È quanto afferma il consigliere provinciale Gianfranco Spadoni, secondo il quale "è un dovere per le istituzioni e per ogni forza politica che si rispetti impegnarsi per difendere e far crescere il nostro territorio in difesa del porto della regione"

"Le scelte strategiche del nuovo Governo, seppure ancora tracciate confusamente,  destano preoccupazione soprattutto  per le ricadute riferite alla nostra città. Nello specifico, uno dei temi principali è quello di assicurare per Ravenna il connotato di città portuale che merita, per farle rivivere un passato importante ingiustamente perso di vista dai vari governi che si sono succeduti". È quanto afferma il consigliere provinciale Gianfranco Spadoni, secondo il quale "è un dovere per le istituzioni e per ogni forza politica che si rispetti impegnarsi per difendere e far crescere il nostro territorio in difesa del porto della regione. L’obiettivo prioritario imprescindibile è quello dell’approfondimento dei fondali, pena il blocco dello  sviluppo e della competitività dello scalo ravennate".
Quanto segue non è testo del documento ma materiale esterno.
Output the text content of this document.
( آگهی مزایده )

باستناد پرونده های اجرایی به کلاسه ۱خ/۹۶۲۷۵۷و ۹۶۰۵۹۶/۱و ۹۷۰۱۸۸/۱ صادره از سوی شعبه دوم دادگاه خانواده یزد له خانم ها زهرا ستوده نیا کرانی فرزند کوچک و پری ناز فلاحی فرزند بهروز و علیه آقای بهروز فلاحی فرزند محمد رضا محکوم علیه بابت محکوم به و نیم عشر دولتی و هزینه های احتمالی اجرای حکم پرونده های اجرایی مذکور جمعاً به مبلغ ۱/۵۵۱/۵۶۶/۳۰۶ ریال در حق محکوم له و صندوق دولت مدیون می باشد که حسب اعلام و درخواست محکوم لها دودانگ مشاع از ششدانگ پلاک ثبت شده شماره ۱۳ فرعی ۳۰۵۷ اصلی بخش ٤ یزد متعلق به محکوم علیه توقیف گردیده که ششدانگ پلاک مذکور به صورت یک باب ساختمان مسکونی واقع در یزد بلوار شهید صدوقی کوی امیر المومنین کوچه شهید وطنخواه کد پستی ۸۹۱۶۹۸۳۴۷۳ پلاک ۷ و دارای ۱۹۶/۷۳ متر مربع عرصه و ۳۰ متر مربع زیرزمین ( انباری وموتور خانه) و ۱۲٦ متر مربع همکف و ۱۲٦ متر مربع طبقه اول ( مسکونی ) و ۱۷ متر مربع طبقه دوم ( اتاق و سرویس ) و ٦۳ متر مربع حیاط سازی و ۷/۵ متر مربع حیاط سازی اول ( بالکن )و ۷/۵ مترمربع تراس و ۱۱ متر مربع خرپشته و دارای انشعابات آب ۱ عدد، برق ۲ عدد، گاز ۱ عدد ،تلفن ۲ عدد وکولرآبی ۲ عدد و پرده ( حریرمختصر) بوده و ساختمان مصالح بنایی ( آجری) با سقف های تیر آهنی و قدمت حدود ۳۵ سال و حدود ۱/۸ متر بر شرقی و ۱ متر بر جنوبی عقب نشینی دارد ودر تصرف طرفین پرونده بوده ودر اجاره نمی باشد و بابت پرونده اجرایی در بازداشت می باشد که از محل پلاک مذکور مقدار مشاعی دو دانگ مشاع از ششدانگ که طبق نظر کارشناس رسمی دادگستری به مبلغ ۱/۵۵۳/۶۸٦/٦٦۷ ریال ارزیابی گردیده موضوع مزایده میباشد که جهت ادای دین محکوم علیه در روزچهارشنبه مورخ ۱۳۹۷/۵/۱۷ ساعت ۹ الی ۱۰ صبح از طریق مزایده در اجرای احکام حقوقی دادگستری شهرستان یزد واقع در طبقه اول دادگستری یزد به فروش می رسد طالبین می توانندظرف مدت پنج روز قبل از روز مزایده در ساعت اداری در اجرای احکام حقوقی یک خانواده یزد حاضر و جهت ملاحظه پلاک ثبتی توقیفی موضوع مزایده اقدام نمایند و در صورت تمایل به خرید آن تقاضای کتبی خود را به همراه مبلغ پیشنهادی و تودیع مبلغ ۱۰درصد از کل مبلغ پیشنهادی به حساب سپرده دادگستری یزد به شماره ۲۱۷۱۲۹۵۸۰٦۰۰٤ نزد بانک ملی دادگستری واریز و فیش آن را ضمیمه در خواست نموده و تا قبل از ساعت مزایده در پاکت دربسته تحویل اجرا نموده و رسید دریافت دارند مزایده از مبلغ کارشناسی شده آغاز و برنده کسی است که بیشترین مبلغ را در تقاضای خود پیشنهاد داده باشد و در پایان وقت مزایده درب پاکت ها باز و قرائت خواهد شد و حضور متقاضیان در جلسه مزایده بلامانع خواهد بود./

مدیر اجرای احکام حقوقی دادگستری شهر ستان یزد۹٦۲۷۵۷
"La prima tranche di approfondimento dei fondali è stata approvata ma è ancora all’orizzonte e non può da sola risolvere i problemi. Senza gli opportuni interventi infrastrutturali sul retroporto e sulla logistica facciamo fatica a proporci seriamente come Hub portuale - continua Spadoni -. Credo che le istituzioni e i partiti locali debbano fare quadrato per ottenere quello che la città  merita, vale a dire il nostro Hub portuale, riflettendo seriamente sui collegamenti con le grandi direttrici e sul miglioramento del trasporto in particolare quelli su rotaia che dovranno essere in grado di fronteggiare e supportare una struttura di riferimento così importante.
Riguardo a questo sarà opportuno anche affrontare sia il problema del ruolo della Sapir per  compiere, in particolare, scelte coerenti sulle aree portuali di sua proprietà in un quadro di estrema chiarezza, sia fornire risposte esaustive e tranquillizzanti alle giuste preoccupazioni degli operatori e dei cittadini delle località di Marina di Ravenna e di Porto Corsini per quanto concerne eventuali prevedibili aumenti di insediamenti industriali e di depositi di materiali potenzialmente esplosivi o pericolosi lungo il Porto Canale".